The Israeli Defense Forces (IDF) announced on March 12 that it had struck two sites of the Syrian Arab Army (SAA) in Syria’s southern region where members of Lebanon’s Hezbollah were operating.
In a statement, the IDF said that it “holds the Syrian regime accountable for all activities which take place within its territory and will not allow for any attempted actions which could lead to the entrenchment of Hezbollah on the Syrian front.”
The strikes were carried out after “precise intelligence which incriminated the infrastructure” were gathered, the IDF added.

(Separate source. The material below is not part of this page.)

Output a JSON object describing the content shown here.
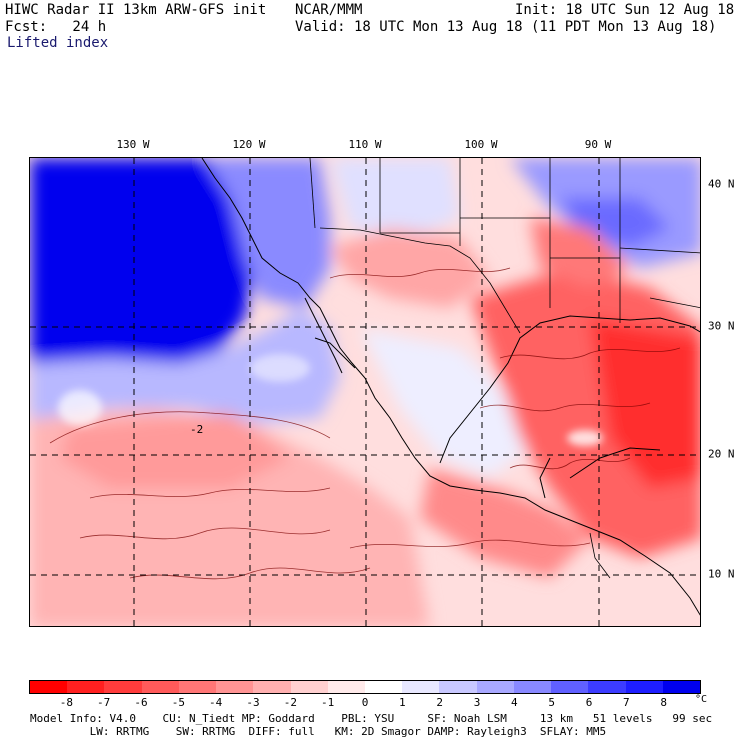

The Syrian Observatory for Human Rights confirmed that two SAA sites in the area of Tell al-Ahmar in the countryside of al-Qunitra governorate were struck by the IDF.

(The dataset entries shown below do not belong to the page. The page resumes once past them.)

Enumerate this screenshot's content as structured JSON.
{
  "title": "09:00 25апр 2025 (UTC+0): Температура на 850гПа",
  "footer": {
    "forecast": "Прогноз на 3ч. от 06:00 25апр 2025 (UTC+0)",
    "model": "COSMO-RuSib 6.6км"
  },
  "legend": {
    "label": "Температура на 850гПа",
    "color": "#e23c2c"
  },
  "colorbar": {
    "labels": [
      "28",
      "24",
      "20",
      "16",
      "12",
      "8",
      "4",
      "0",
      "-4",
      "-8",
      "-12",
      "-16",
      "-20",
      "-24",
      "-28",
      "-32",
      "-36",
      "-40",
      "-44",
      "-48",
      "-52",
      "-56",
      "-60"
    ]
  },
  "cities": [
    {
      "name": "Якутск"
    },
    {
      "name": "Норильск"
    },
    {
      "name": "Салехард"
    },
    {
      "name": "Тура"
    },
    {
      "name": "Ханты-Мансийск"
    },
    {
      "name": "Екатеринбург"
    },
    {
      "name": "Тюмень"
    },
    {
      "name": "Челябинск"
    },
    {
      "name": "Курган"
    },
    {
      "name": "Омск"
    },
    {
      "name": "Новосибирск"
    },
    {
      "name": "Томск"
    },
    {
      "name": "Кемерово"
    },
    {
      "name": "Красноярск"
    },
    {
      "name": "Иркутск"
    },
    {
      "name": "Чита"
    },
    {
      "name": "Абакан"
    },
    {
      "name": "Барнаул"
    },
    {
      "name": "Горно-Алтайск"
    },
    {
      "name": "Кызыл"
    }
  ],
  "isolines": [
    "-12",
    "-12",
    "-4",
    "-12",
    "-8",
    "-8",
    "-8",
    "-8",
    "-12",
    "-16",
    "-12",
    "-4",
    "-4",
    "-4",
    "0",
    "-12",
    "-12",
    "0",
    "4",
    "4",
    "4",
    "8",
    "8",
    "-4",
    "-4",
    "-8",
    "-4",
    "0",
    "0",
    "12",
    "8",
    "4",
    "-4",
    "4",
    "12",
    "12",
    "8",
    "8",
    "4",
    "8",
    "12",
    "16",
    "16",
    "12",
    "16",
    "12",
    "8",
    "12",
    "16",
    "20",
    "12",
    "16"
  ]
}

Two non-Syrian nationals were killed in the Israeli strikes, the London-based monitoring group said in a report, adding that there is no evidence confirming that the casualties were members of Hezbollah. It is important to note that the group shared false information with regard to Israeli attacks on Syria on several occasions in the past.

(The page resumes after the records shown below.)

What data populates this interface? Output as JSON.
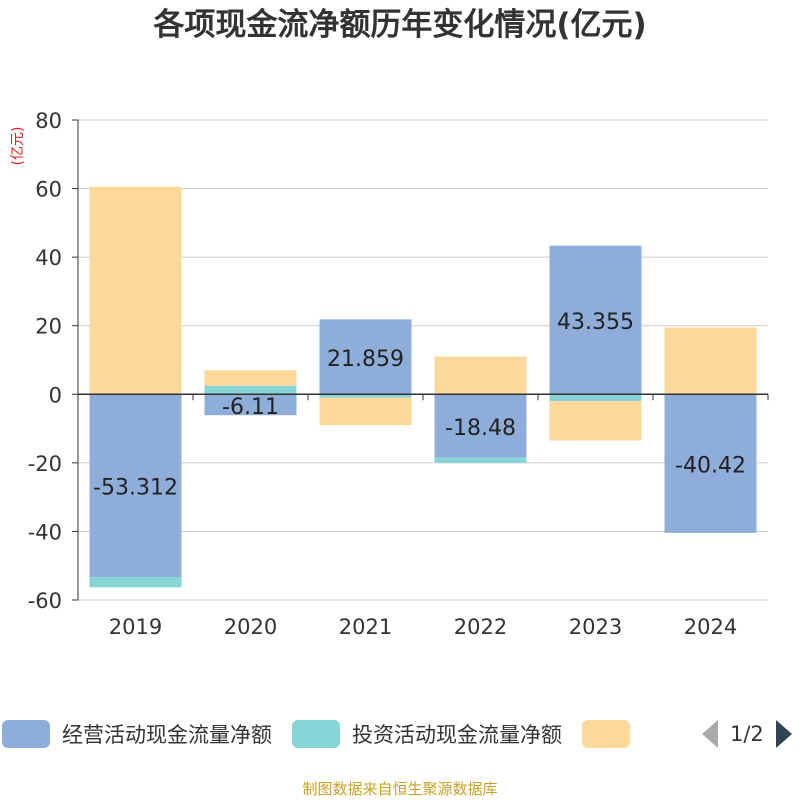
{
  "chart_data": {
    "type": "bar",
    "stacked": true,
    "title": "各项现金流净额历年变化情况(亿元)",
    "ylabel": "(亿元)",
    "ylim": [
      -60,
      80
    ],
    "yticks": [
      80,
      60,
      40,
      20,
      0,
      -20,
      -40,
      -60
    ],
    "categories": [
      "2019",
      "2020",
      "2021",
      "2022",
      "2023",
      "2024"
    ],
    "series": [
      {
        "name": "经营活动现金流量净额",
        "color": "#8eaed9",
        "values": [
          -53.312,
          -6.11,
          21.859,
          -18.48,
          43.355,
          -40.42
        ]
      },
      {
        "name": "投资活动现金流量净额",
        "color": "#86d4d6",
        "values": [
          -3.0,
          2.5,
          -1.0,
          -1.5,
          -2.0,
          0
        ]
      },
      {
        "name": "",
        "color": "#fdd89b",
        "values": [
          60.5,
          4.5,
          -8.0,
          11.0,
          -11.5,
          19.5
        ]
      }
    ],
    "data_labels": [
      "-53.312",
      "-6.11",
      "21.859",
      "-18.48",
      "43.355",
      "-40.42"
    ],
    "grid": true,
    "legend_position": "bottom"
  },
  "legend": {
    "items": [
      "经营活动现金流量净额",
      "投资活动现金流量净额",
      ""
    ],
    "page": "1/2"
  },
  "source": "制图数据来自恒生聚源数据库"
}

The Israeli strikes came hours after Hezbollah fired more than a hundred “Katyusha” rockets from its heartland in southern Lebanon at the Israeli-occupied Syrian Golan Heights, targeting the headquarters of the Air and Missile Defense Command in Keila Barracks, the missile and artillery base in Yoav and several artillery sites.
Israel has significantly escalated its attacks on Syria since the outbreak of the war in the Gaza Strip, targeting mainly SAA sites and personnel of Iran’s Islamic Revolutionary Guard Corps, Hezbollah and other affiliated forces.
War-torn Syria has so far largely refrained from responding to Israel’s repeated attacks in order to avoid a dangerous confrontation.